Monday, 3 November 2014

Abdim's stork and Baillon's crake at Raysut

Just as on Friday I visited sites close to the city of Salalah on the east side, on Saturday I visited three in the Raysut area on the western edge of the city.

Before these three and at dawn I made a quick trip to East Khawr simply because it is so close to my home. I'll write about East Khawr at the end because the main story is in Raysut.

The trip to Raysut was morning only but it was very rewarding.

I was headed towards the rubbish dump first where large numbers of scavenger birds are known to visit every winter.

Before I got there, at the building materials depot in fact, I saw six storks on top of a tower. To my joy they were Abdim's stork. It seems to be a regular winter visitor to the dump now.

Abdim's stork

Further along the road but still before the dump was an unfinished building where I counted twenty Abdim's stork. Some are shown below.

Abdim's storks

I suspect most of the Yemeni and Saudi breeding population choose Salalah to winter these days. Historical data shows heavy movements over from Yemen to Djibouti for the winter but I wonder if that has stopped. As far as I know the security situation in Yemen means no one monitors this at the moment. I am keen to see if they stay all winter in Salalah to test my theory.

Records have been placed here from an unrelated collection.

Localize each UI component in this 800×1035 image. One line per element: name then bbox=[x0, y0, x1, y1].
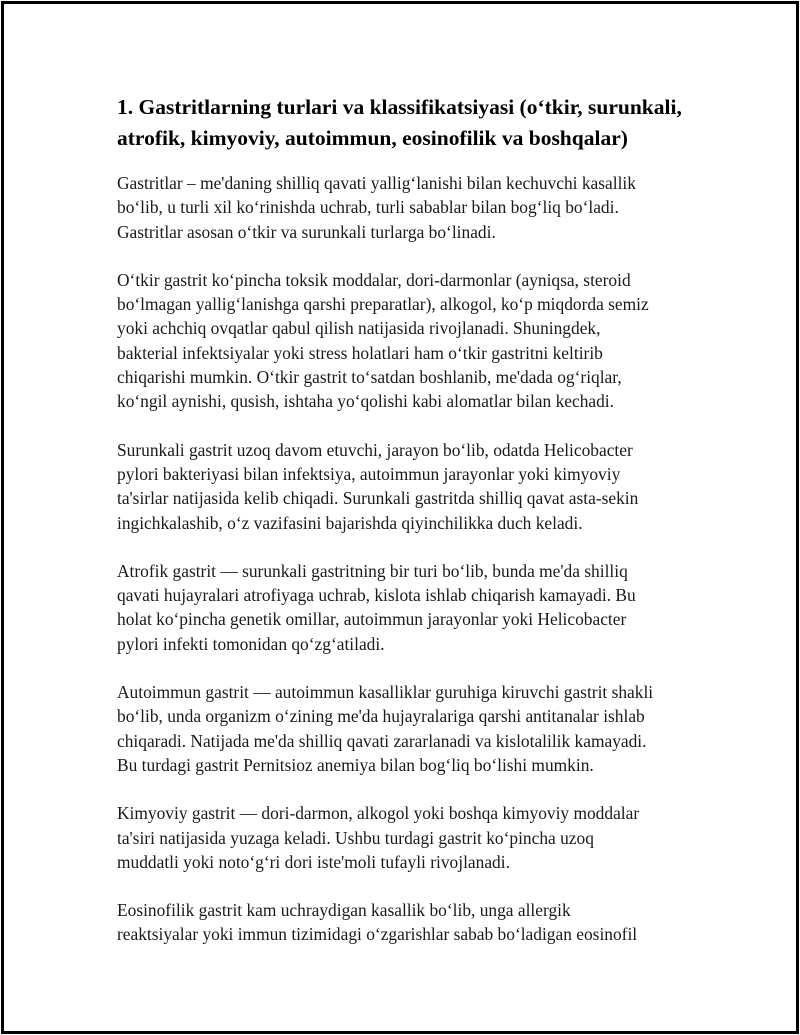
paragraph-line: Atrofik gastrit — surunkali gastritning bir turi bo‘lib, bunda me'da shilliq bbox=[117, 560, 628, 581]
paragraph-acute-gastritis bbox=[117, 268, 697, 414]
paragraph-line: Bu turdagi gastrit Pernitsioz anemiya bilan bog‘liq bo‘lishi mumkin. bbox=[117, 754, 594, 775]
paragraph-atrophic-gastritis bbox=[117, 559, 697, 656]
heading-line: atrofik, kimyoviy, autoimmun, eosinofilik va boshqalar) bbox=[117, 126, 628, 150]
paragraph-line: yoki achchiq ovqatlar qabul qilish natijasida rivojlanadi. Shuningdek, bbox=[117, 318, 601, 339]
paragraph-line: bo‘lmagan yallig‘lanishga qarshi preparatlar), alkogol, ko‘p miqdorda semiz bbox=[117, 294, 649, 315]
paragraph-line: Gastritlar – me'daning shilliq qavati yallig‘lanishi bilan kechuvchi kasallik bbox=[117, 173, 636, 193]
paragraph-line: Eosinofilik gastrit kam uchraydigan kasallik bo‘lib, unga allergik bbox=[117, 900, 571, 921]
section-heading bbox=[117, 92, 697, 154]
paragraph-line: ingichkalashib, o‘z vazifasini bajarishda qiyinchilikka duch keladi. bbox=[117, 512, 583, 533]
document-body bbox=[117, 92, 697, 947]
paragraph-line: bakterial infektsiyalar yoki stress holatlari ham o‘tkir gastritni keltirib bbox=[117, 342, 603, 363]
paragraph-line: holat ko‘pincha genetik omillar, autoimmun jarayonlar yoki Helicobacter bbox=[117, 609, 627, 630]
paragraph-line: pylori infekti tomonidan qo‘zg‘atiladi. bbox=[117, 633, 385, 654]
heading-line: 1. Gastritlarning turlari va klassifikatsiyasi (o‘tkir, surunkali, bbox=[117, 95, 682, 119]
paragraph-line: O‘tkir gastrit ko‘pincha toksik moddalar, dori-darmonlar (ayniqsa, steroid bbox=[117, 269, 631, 290]
paragraph-line: pylori bakteriyasi bilan infektsiya, autoimmun jarayonlar yoki kimyoviy bbox=[117, 463, 621, 484]
paragraph-line: Autoimmun gastrit — autoimmun kasalliklar guruhiga kiruvchi gastrit shakli bbox=[117, 682, 654, 703]
paragraph-line: chiqarishi mumkin. O‘tkir gastrit to‘satdan boshlanib, me'dada og‘riqlar, bbox=[117, 367, 622, 388]
paragraph-line: Surunkali gastrit uzoq davom etuvchi, jarayon bo‘lib, odatda Helicobacter bbox=[117, 439, 633, 460]
paragraph-chronic-gastritis bbox=[117, 438, 697, 535]
paragraph-intro bbox=[117, 171, 697, 244]
paragraph-line: bo‘lib, unda organizm o‘zining me'da hujayralariga qarshi antitanalar ishlab bbox=[117, 706, 645, 727]
paragraph-line: ta'siri natijasida yuzaga keladi. Ushbu turdagi gastrit ko‘pincha uzoq bbox=[117, 827, 594, 848]
paragraph-line: bo‘lib, u turli xil ko‘rinishda uchrab, turli sabablar bilan bog‘liq bo‘ladi. bbox=[117, 197, 619, 218]
paragraph-line: reaktsiyalar yoki immun tizimidagi o‘zgarishlar sabab bo‘ladigan eosinofil bbox=[117, 924, 638, 945]
paragraph-line: muddatli yoki noto‘g‘ri dori iste'moli tufayli rivojlanadi. bbox=[117, 851, 510, 872]
paragraph-eosinophilic-gastritis bbox=[117, 898, 697, 947]
paragraph-line: ta'sirlar natijasida kelib chiqadi. Surunkali gastritda shilliq qavat asta-sekin bbox=[117, 488, 639, 509]
paragraph-line: ko‘ngil aynishi, qusish, ishtaha yo‘qolishi kabi alomatlar bilan kechadi. bbox=[117, 391, 614, 412]
paragraph-line: Kimyoviy gastrit — dori-darmon, alkogol yoki boshqa kimyoviy moddalar bbox=[117, 803, 640, 824]
paragraph-line: Gastritlar asosan o‘tkir va surunkali turlarga bo‘linadi. bbox=[117, 221, 496, 242]
paragraph-chemical-gastritis bbox=[117, 801, 697, 874]
paragraph-autoimmune-gastritis bbox=[117, 680, 697, 777]
paragraph-line: qavati hujayralari atrofiyaga uchrab, kislota ishlab chiqarish kamayadi. Bu bbox=[117, 585, 636, 606]
paragraph-line: chiqaradi. Natijada me'da shilliq qavati zararlanadi va kislotalilik kamayadi. bbox=[117, 730, 647, 751]
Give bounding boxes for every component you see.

At the dump itself there were at least 100 steppe eagle, 30 Indian house crow, 200 sooty gull and 25 large white headed gulls. I also saw two Abdim's stork but only one white stork.

After this early success I moved back up the road for a kilometre and birded the treated water lake.

African silverbill

It had the usual array of resident birds: African silverbill, Indian house crow, common myna, European collared dove, Ruepell's weaver and a very large number of feral pigeon on the wires over looking the site.

However my attention was drawn to the constant calls of Clamorous reed warbler which I still haven't seen but have heard plenty of times at water bodies over the past two weeks.

I was walking towards the sound of one when I accidentally stumbled upon a Baillon's crake.

It noticed me but gentled walked away into the long vegetation.

Baillon's crake

This was a big bonus. There was no need to get up at the crack of dawn to stake one out. This was 9.45 am.

Further down the lake were a usual assortment of waders and water birds. The most noteworthy was a black crowned night-heron.

Soon after, I moved on to the third venue in Raysut which is known to some as Salalah lagoons. All three places are within 1.5 kilometres of each other.

In mid October I had seen over 70 white stork there. This time I saw one. However the duck population has increased and the steppe eagle numbers have exploded.

white stork

It looks like the cliffs on the one side of the lagoons may well be the main roosting site for the steppe eagle attracted to Salalah by the near-by rubbish dump.


Serenely uninterested in the presence of so many steppe eagle, a flock of flamingo were grazing in one of the lagoons.

steppe eagle

As a crude rule of thumb, the lighter the steppe eagle the younger it is. The bird above was typical of the young birds.

young steppe eagle

My attention was drawn to what I assume was the youngest steppe eagle of all. it had plenty of white speckles including on its legs.

young steppe eagle from the rear

I can't find references to this plumage feature but assume it is normal.

Steppe eagle are clearly more common here than greater spotted eagle. As a general rule, greater spotted eagle chooses the lusher places to settle. 

This takes me back to east Khawr where I started my birding on Saturday just after dawn.

In the field next to the Khawr I counted eight resting marsh harrier, one Montagu's harrier and a single greater spotted eagle.

greater spotted eagle

The main khawr was not to exciting even though visiting birders had posted seeing a greater white fronted goose and pectoral sandpiper the day before. I looked thoroughly with no luck.

male gadwell

I am fully expecting many more ducks and more varied species at this khawr during the winter. My check on them this time showed up green-winged teal, garganey, gadwell and northern shoveller.

great white egret

As I went to leave East Khawr, a great white egret came close to the car it was quite possibly the same one has been present for 6 weeks now. It was cahnce to look at it more closely

close up of face of great white egret

As well as the general shape and structure, the gape line on the great egret is much long and extends well past the eye than with the similar intermediate egret which been reported there occasionally.

I expect East Khawr to give me many more interesting birds this winter.